Fernando Vivanco is commercial manager of Mas Errázuriz, a specialized EPC company working in Chile as well as expanding overseas. It is another shrewd operator that has been quick to take advantage of this growth in projects: "These projects need companies with expertise in subterranean construction, and we have it," he said.
Chile at a Crossroads
Chile faces a great challenge to diversify its power generation sector, maintain its environment, and achieve energy independence. Chile suffered greatly from energy supply security in the last few years; its key mining sector was handicapped, and its reputation as an entry point for South America was damaged. The main actors in Chile are aware of the seriousness of this situation and have shown increased interest in the energy sector as a result. The removal of natural gas from Chile’s energy mix leaves a gaping hole, and it is important that Chile doesn’t repeat its mistake and attempt to fill this round hole with a square peg.
Chile certainly offers great opportunities for investors, but there is still uncertainty as to how its generation sector will develop. A great volume of new projects are planned or under construction, but the lack of governmental control over the wholly privatized sector makes it difficult for any specific solution to be pushed.
Chile likely will look to hydro projects and coal-fired plants for the next generation of power plants.

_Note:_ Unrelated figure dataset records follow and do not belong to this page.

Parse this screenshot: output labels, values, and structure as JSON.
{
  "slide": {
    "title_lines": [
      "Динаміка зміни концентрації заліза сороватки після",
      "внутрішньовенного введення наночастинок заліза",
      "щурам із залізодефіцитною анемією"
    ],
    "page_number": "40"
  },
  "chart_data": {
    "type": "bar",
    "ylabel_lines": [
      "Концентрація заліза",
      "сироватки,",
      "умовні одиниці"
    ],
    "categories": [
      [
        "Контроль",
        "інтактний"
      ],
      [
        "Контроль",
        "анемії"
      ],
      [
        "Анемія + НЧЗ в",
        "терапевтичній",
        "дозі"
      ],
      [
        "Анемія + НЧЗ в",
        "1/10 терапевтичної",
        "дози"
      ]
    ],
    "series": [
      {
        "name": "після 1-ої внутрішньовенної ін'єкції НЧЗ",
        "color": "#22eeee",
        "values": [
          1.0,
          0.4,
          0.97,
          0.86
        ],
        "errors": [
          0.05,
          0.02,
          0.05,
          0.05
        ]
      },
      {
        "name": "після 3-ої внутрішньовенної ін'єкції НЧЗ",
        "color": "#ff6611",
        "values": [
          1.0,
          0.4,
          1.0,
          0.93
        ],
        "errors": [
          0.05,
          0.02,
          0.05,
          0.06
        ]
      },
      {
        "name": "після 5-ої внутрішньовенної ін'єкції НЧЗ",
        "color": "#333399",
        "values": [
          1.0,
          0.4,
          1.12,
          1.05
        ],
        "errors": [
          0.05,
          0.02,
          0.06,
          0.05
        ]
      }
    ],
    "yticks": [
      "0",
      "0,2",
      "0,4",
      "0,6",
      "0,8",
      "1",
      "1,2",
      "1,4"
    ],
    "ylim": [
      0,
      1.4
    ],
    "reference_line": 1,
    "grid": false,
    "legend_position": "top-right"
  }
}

Hydro, most prominently HidroAysén in the south, will service the SIC. In the north, the SING will rely on coal-fired plants. The two LNG terminals being built will diversify Chile’s portfolio, but it remains unclear whether LNG plants can financially compete in the Chilean market. The lack of subsidies for renewables means that it is unlikely Chile will become a regional leader in this area.
Should Chile manage to reconcile with one of its neighbors and begin importing natural gas again, doing so could change all of this once again. The world will be looking at Chile with great interest to see which path it takes.